Bill Hickman's Phonograph Claim
Only two of the Hickman mining properties appear to have been patented, and thus be shown on early 1900's Bingham mining maps. Bill Hickman participated in staking the first claim in Utah, the Jordan, on September 17, 1863. The Jordan claim has its own interesting story, which can be explored by clicking here. Little is known about the other claim on the Tooele County side of the Oquirrh Mountains, shown on the map below, but it can be visited with relative ease by driving from Tooele to the top of West Mountain (at the bottom of this map, elevation 9068), then hiking from there.
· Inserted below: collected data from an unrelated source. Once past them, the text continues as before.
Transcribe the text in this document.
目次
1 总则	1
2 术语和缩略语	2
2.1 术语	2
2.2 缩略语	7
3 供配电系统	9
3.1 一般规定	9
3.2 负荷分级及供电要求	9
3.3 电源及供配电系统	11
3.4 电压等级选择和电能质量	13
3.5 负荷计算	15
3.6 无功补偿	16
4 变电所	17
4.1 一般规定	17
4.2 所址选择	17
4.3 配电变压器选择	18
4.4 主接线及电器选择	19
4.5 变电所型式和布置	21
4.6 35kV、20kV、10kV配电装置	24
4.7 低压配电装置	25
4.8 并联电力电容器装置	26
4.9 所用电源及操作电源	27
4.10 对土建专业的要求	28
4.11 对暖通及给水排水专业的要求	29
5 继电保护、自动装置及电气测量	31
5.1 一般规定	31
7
Click here for access to this map in its regional setting.
The phonograph, from which this claim takes its name, was invented by Thomas A. Edison in 1877. Bill Hickman died in Wyoming in 1883, so the discovery was likely made between those two dates, and most likely in 1877 or 1878. Currently all that is known about the Phonograph, aside from its location, is the following brief mention in an old mining journal:
"Barkley and Jasperson are sinking [a shaft] on the Phonograph, on Clipper hill, and getting some fine galena ore. It is an old discovery, located twenty years ago by the notorious Bill Hickman. He was attracted to it by finding a boulder of galena in the gulch below, that weighed nearly a ton."